In the near- to mid-term, the Air Force should:

  •  Maximize F-35 and B-21 production rates. The F-35 is the only fifth-generation aircraft in production in the U.S. today that can provide a kill chain advantage now and long into the future. The B-21, now nearing first-flight, will soon provide similar advantages. To achieve kill chain scale and scope and mitigate risk in this decade, the Air Force should maximize the rate at which it procures both aircraft. 
  •  Aggressively invest in modernizing and improving the range and survivability of the F-35 and F-22.While developing NGAD, the Air Force can increase the survivability and reach of its existing kill chains while it works to mature the new technologies that will come with NGAD.
  •  Develop and produce survivable air-to-air and air-to-ground weapons suitable for fifth- and sixth-generation combat aircraft operations. Increasing the number of kill chains per sortie that fifth-generation aircraft can complete will have a direct impact on the timing and mission effectiveness of any air campaign. Enhancing survivability is key after decades of fighting in largely uncontested battlespace.
  •  Map out and connect the right sensors, platforms, and weapons, not necessarily every weapon. For kill chains to be highly effective, not everything needs to be connected to everything all the time. The Air Force should work to better understand which systems need to be connected when to increase the scale, scope, and survivability of its kill chains.
  •  Develop advanced networks and invest in connectivity across the force. Current kill chains cannot bridge most service, system, or network boundaries. Enhancing the connectivity of fifth-generation aircraft with other aircraft and strike capabilities across the force will empower both to be multifunction nodes supporting theater commanders’ kill chain operations.
  •  In the mid-to-far-term, the Air Force should:
  •  Develop automated tools to help air battle managers. Automation can enable battle managers to identify, validate, evaluate, and construct kill chains more rapidly. A disaggregated kill chain presents tremendous complexity to battle managers, especially when the physical, locational, and informational characteristics of each node are “in play.” In a highly dynamic battlespace, battle managers need automated or intelligent tools to facilitate the real-time identification of kill chain options for target pairing.
  • Accelerate development of Collaborative Combat Aircraft. CCAs in quantity have the potential to be force multipliers, increasing the reach of the Air Force’s fifth- and sixth-generation aircraft and multiplying the number of targets that can be attacked. Quantity also bolsters survivability.
  •  Develop and launch a space-based sensing and data transport layer. High-volume sensing and communication constellations can dramatically boost the scale, scope, speed, and survivability of airborne kill chains. 
  •  Accelerate development of NGAD and procure the aircraft quickly and in sufficient numbers to sustain the force. Cutting production too soon undermined the effectiveness of the F-22 fleet and, by extension, the Air Force’s ability to project power. 

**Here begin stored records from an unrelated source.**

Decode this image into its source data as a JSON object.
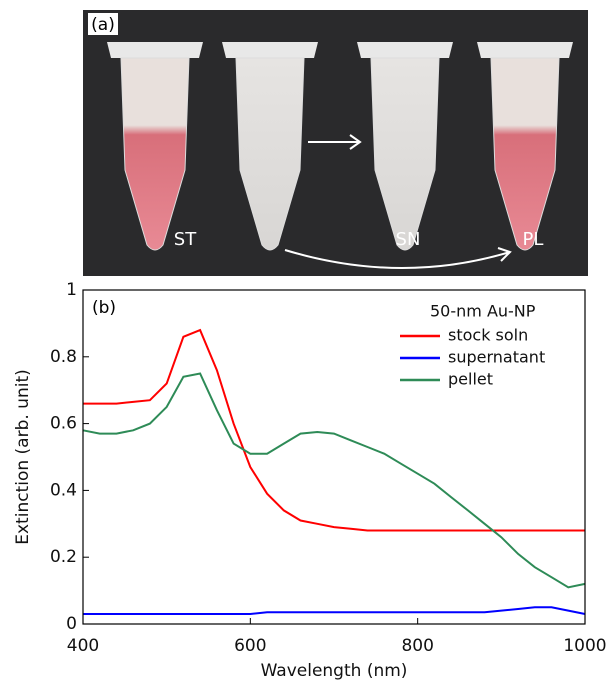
{
  "photo": {
    "panel_label": "(a)",
    "tube_labels": [
      "ST",
      "SN",
      "PL"
    ]
  },
  "chart_data": {
    "type": "line",
    "panel_label": "(b)",
    "legend_title": "50-nm Au-NP",
    "x_label": "Wavelength (nm)",
    "y_label": "Extinction (arb. unit)",
    "x": [
      400,
      420,
      440,
      460,
      480,
      500,
      520,
      540,
      560,
      580,
      600,
      620,
      640,
      660,
      680,
      700,
      720,
      740,
      760,
      780,
      800,
      820,
      840,
      860,
      880,
      900,
      920,
      940,
      960,
      980,
      1000
    ],
    "series": [
      {
        "name": "stock soln",
        "color": "#ff0000",
        "values": [
          0.66,
          0.66,
          0.66,
          0.665,
          0.67,
          0.72,
          0.86,
          0.88,
          0.76,
          0.6,
          0.47,
          0.39,
          0.34,
          0.31,
          0.3,
          0.29,
          0.285,
          0.28,
          0.28,
          0.28,
          0.28,
          0.28,
          0.28,
          0.28,
          0.28,
          0.28,
          0.28,
          0.28,
          0.28,
          0.28,
          0.28
        ]
      },
      {
        "name": "supernatant",
        "color": "#0000ff",
        "values": [
          0.03,
          0.03,
          0.03,
          0.03,
          0.03,
          0.03,
          0.03,
          0.03,
          0.03,
          0.03,
          0.03,
          0.035,
          0.035,
          0.035,
          0.035,
          0.035,
          0.035,
          0.035,
          0.035,
          0.035,
          0.035,
          0.035,
          0.035,
          0.035,
          0.035,
          0.04,
          0.045,
          0.05,
          0.05,
          0.04,
          0.03
        ]
      },
      {
        "name": "pellet",
        "color": "#2e8b57",
        "values": [
          0.58,
          0.57,
          0.57,
          0.58,
          0.6,
          0.65,
          0.74,
          0.75,
          0.64,
          0.54,
          0.51,
          0.51,
          0.54,
          0.57,
          0.575,
          0.57,
          0.55,
          0.53,
          0.51,
          0.48,
          0.45,
          0.42,
          0.38,
          0.34,
          0.3,
          0.26,
          0.21,
          0.17,
          0.14,
          0.11,
          0.12
        ]
      }
    ],
    "xlim": [
      400,
      1000
    ],
    "xticks": [
      400,
      600,
      800,
      1000
    ],
    "ylim": [
      0,
      1
    ],
    "yticks": [
      0,
      0.2,
      0.4,
      0.6,
      0.8,
      1
    ],
    "legend": "upper right"
  }
}
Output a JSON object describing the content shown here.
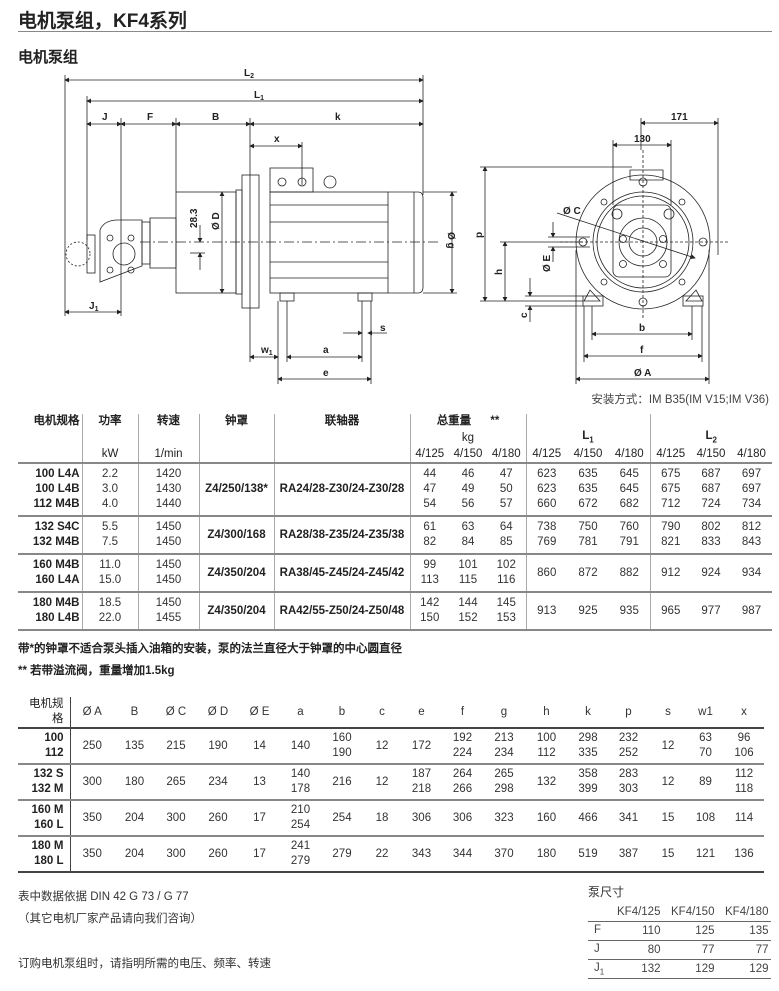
{
  "title": "电机泵组，KF4系列",
  "subtitle": "电机泵组",
  "drawing": {
    "labels": {
      "L2": "L",
      "L2_sub": "2",
      "L1": "L",
      "L1_sub": "1",
      "J": "J",
      "F": "F",
      "B": "B",
      "k": "k",
      "x": "x",
      "dim_28_3": "28.3",
      "D": "Ø D",
      "g": "Ø g",
      "J1": "J",
      "J1_sub": "1",
      "w1": "w",
      "w1_sub": "1",
      "a": "a",
      "e": "e",
      "s": "s",
      "p": "p",
      "h": "h",
      "c": "c",
      "E": "Ø E",
      "C": "Ø C",
      "b": "b",
      "f": "f",
      "A": "Ø A",
      "d130": "130",
      "d171": "171"
    },
    "mounting": "安装方式：IM B35(IM V15;IM V36)"
  },
  "table1": {
    "headers": {
      "spec": "电机规格",
      "power": "功率",
      "power_unit": "kW",
      "speed": "转速",
      "speed_unit": "1/min",
      "bell": "钟罩",
      "coupling": "联轴器",
      "weight": "总重量",
      "weight_mark": "**",
      "weight_unit": "kg",
      "L1": "L",
      "L1_sub": "1",
      "L2": "L",
      "L2_sub": "2",
      "sizes": [
        "4/125",
        "4/150",
        "4/180"
      ]
    },
    "groups": [
      {
        "spec": [
          "100 L4A",
          "100 L4B",
          "112 M4B"
        ],
        "power": [
          "2.2",
          "3.0",
          "4.0"
        ],
        "speed": [
          "1420",
          "1430",
          "1440"
        ],
        "bell": "Z4/250/138*",
        "coupling": "RA24/28-Z30/24-Z30/28",
        "weight": [
          [
            "44",
            "47",
            "54"
          ],
          [
            "46",
            "49",
            "56"
          ],
          [
            "47",
            "50",
            "57"
          ]
        ],
        "L1": [
          [
            "623",
            "623",
            "660"
          ],
          [
            "635",
            "635",
            "672"
          ],
          [
            "645",
            "645",
            "682"
          ]
        ],
        "L2": [
          [
            "675",
            "675",
            "712"
          ],
          [
            "687",
            "687",
            "724"
          ],
          [
            "697",
            "697",
            "734"
          ]
        ]
      },
      {
        "spec": [
          "132 S4C",
          "132 M4B"
        ],
        "power": [
          "5.5",
          "7.5"
        ],
        "speed": [
          "1450",
          "1450"
        ],
        "bell": "Z4/300/168",
        "coupling": "RA28/38-Z35/24-Z35/38",
        "weight": [
          [
            "61",
            "82"
          ],
          [
            "63",
            "84"
          ],
          [
            "64",
            "85"
          ]
        ],
        "L1": [
          [
            "738",
            "769"
          ],
          [
            "750",
            "781"
          ],
          [
            "760",
            "791"
          ]
        ],
        "L2": [
          [
            "790",
            "821"
          ],
          [
            "802",
            "833"
          ],
          [
            "812",
            "843"
          ]
        ]
      },
      {
        "spec": [
          "160 M4B",
          "160 L4A"
        ],
        "power": [
          "11.0",
          "15.0"
        ],
        "speed": [
          "1450",
          "1450"
        ],
        "bell": "Z4/350/204",
        "coupling": "RA38/45-Z45/24-Z45/42",
        "weight": [
          [
            "99",
            "113"
          ],
          [
            "101",
            "115"
          ],
          [
            "102",
            "116"
          ]
        ],
        "L1": [
          [
            "860"
          ],
          [
            "872"
          ],
          [
            "882"
          ]
        ],
        "L2": [
          [
            "912"
          ],
          [
            "924"
          ],
          [
            "934"
          ]
        ]
      },
      {
        "spec": [
          "180 M4B",
          "180 L4B"
        ],
        "power": [
          "18.5",
          "22.0"
        ],
        "speed": [
          "1450",
          "1455"
        ],
        "bell": "Z4/350/204",
        "coupling": "RA42/55-Z50/24-Z50/48",
        "weight": [
          [
            "142",
            "150"
          ],
          [
            "144",
            "152"
          ],
          [
            "145",
            "153"
          ]
        ],
        "L1": [
          [
            "913"
          ],
          [
            "925"
          ],
          [
            "935"
          ]
        ],
        "L2": [
          [
            "965"
          ],
          [
            "977"
          ],
          [
            "987"
          ]
        ]
      }
    ]
  },
  "notes": [
    "带*的钟罩不适合泵头插入油箱的安装，泵的法兰直径大于钟罩的中心圆直径",
    "** 若带溢流阀，重量增加1.5kg"
  ],
  "table2": {
    "headers": [
      "电机规格",
      "Ø A",
      "B",
      "Ø C",
      "Ø D",
      "Ø E",
      "a",
      "b",
      "c",
      "e",
      "f",
      "g",
      "h",
      "k",
      "p",
      "s",
      "w1",
      "x"
    ],
    "rows": [
      [
        [
          "100",
          "112"
        ],
        [
          "250"
        ],
        [
          "135"
        ],
        [
          "215"
        ],
        [
          "190"
        ],
        [
          "14"
        ],
        [
          "140"
        ],
        [
          "160",
          "190"
        ],
        [
          "12"
        ],
        [
          "172"
        ],
        [
          "192",
          "224"
        ],
        [
          "213",
          "234"
        ],
        [
          "100",
          "112"
        ],
        [
          "298",
          "335"
        ],
        [
          "232",
          "252"
        ],
        [
          "12"
        ],
        [
          "63",
          "70"
        ],
        [
          "96",
          "106"
        ]
      ],
      [
        [
          "132 S",
          "132 M"
        ],
        [
          "300"
        ],
        [
          "180"
        ],
        [
          "265"
        ],
        [
          "234"
        ],
        [
          "13"
        ],
        [
          "140",
          "178"
        ],
        [
          "216"
        ],
        [
          "12"
        ],
        [
          "187",
          "218"
        ],
        [
          "264",
          "266"
        ],
        [
          "265",
          "298"
        ],
        [
          "132"
        ],
        [
          "358",
          "399"
        ],
        [
          "283",
          "303"
        ],
        [
          "12"
        ],
        [
          "89"
        ],
        [
          "112",
          "118"
        ]
      ],
      [
        [
          "160 M",
          "160 L"
        ],
        [
          "350"
        ],
        [
          "204"
        ],
        [
          "300"
        ],
        [
          "260"
        ],
        [
          "17"
        ],
        [
          "210",
          "254"
        ],
        [
          "254"
        ],
        [
          "18"
        ],
        [
          "306"
        ],
        [
          "306"
        ],
        [
          "323"
        ],
        [
          "160"
        ],
        [
          "466"
        ],
        [
          "341"
        ],
        [
          "15"
        ],
        [
          "108"
        ],
        [
          "114"
        ]
      ],
      [
        [
          "180 M",
          "180 L"
        ],
        [
          "350"
        ],
        [
          "204"
        ],
        [
          "300"
        ],
        [
          "260"
        ],
        [
          "17"
        ],
        [
          "241",
          "279"
        ],
        [
          "279"
        ],
        [
          "22"
        ],
        [
          "343"
        ],
        [
          "344"
        ],
        [
          "370"
        ],
        [
          "180"
        ],
        [
          "519"
        ],
        [
          "387"
        ],
        [
          "15"
        ],
        [
          "121"
        ],
        [
          "136"
        ]
      ]
    ]
  },
  "footer": {
    "din": "表中数据依据 DIN 42 G 73 / G 77",
    "other": "（其它电机厂家产品请向我们咨询）",
    "order": "订购电机泵组时，请指明所需的电压、频率、转速"
  },
  "pump": {
    "title": "泵尺寸",
    "headers": [
      "",
      "KF4/125",
      "KF4/150",
      "KF4/180"
    ],
    "rows": [
      {
        "label": "F",
        "sub": "",
        "values": [
          "110",
          "125",
          "135"
        ]
      },
      {
        "label": "J",
        "sub": "",
        "values": [
          "80",
          "77",
          "77"
        ]
      },
      {
        "label": "J",
        "sub": "1",
        "values": [
          "132",
          "129",
          "129"
        ]
      }
    ]
  }
}
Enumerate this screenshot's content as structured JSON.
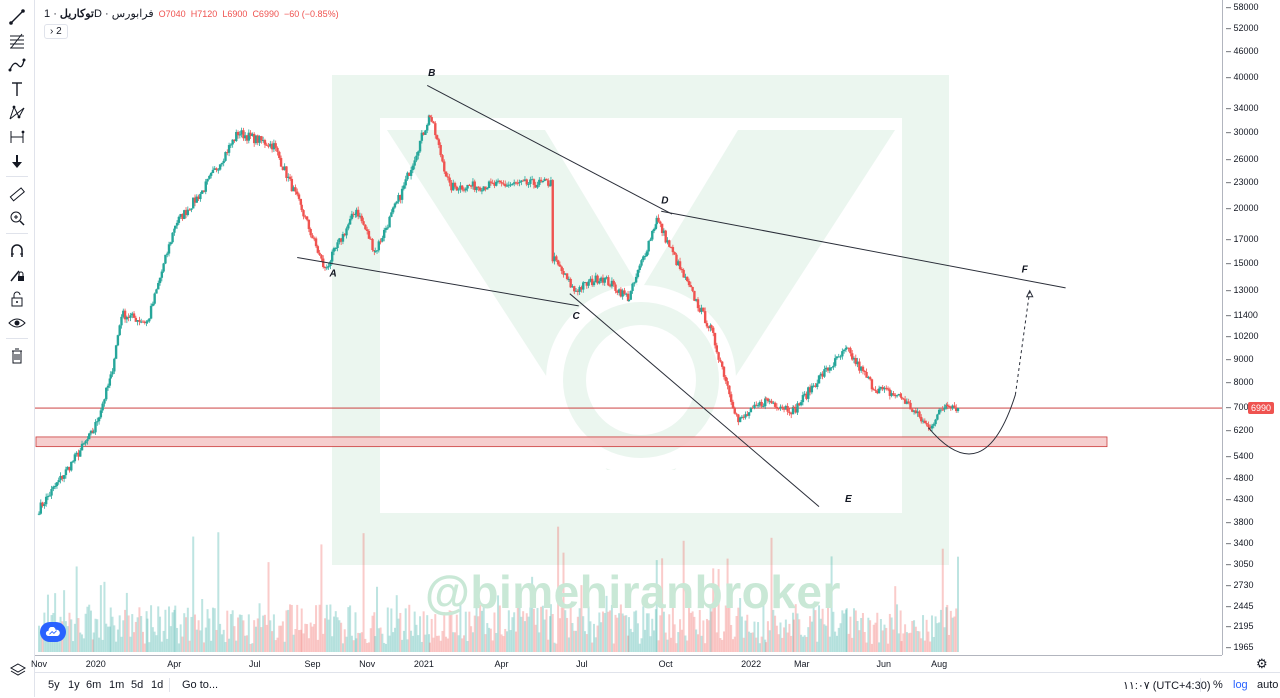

 These recommendations are not “quick kill” fixes that can be achieved by simply trading off current force capacity. Yet, senior DOD leaders must consider the ultimate cost of not pursuing kill chain dominance as it develops its future force design. A defeat at the hands of a peer adversary would have devastating long-term consequences for the security of the United States and its allies and partners.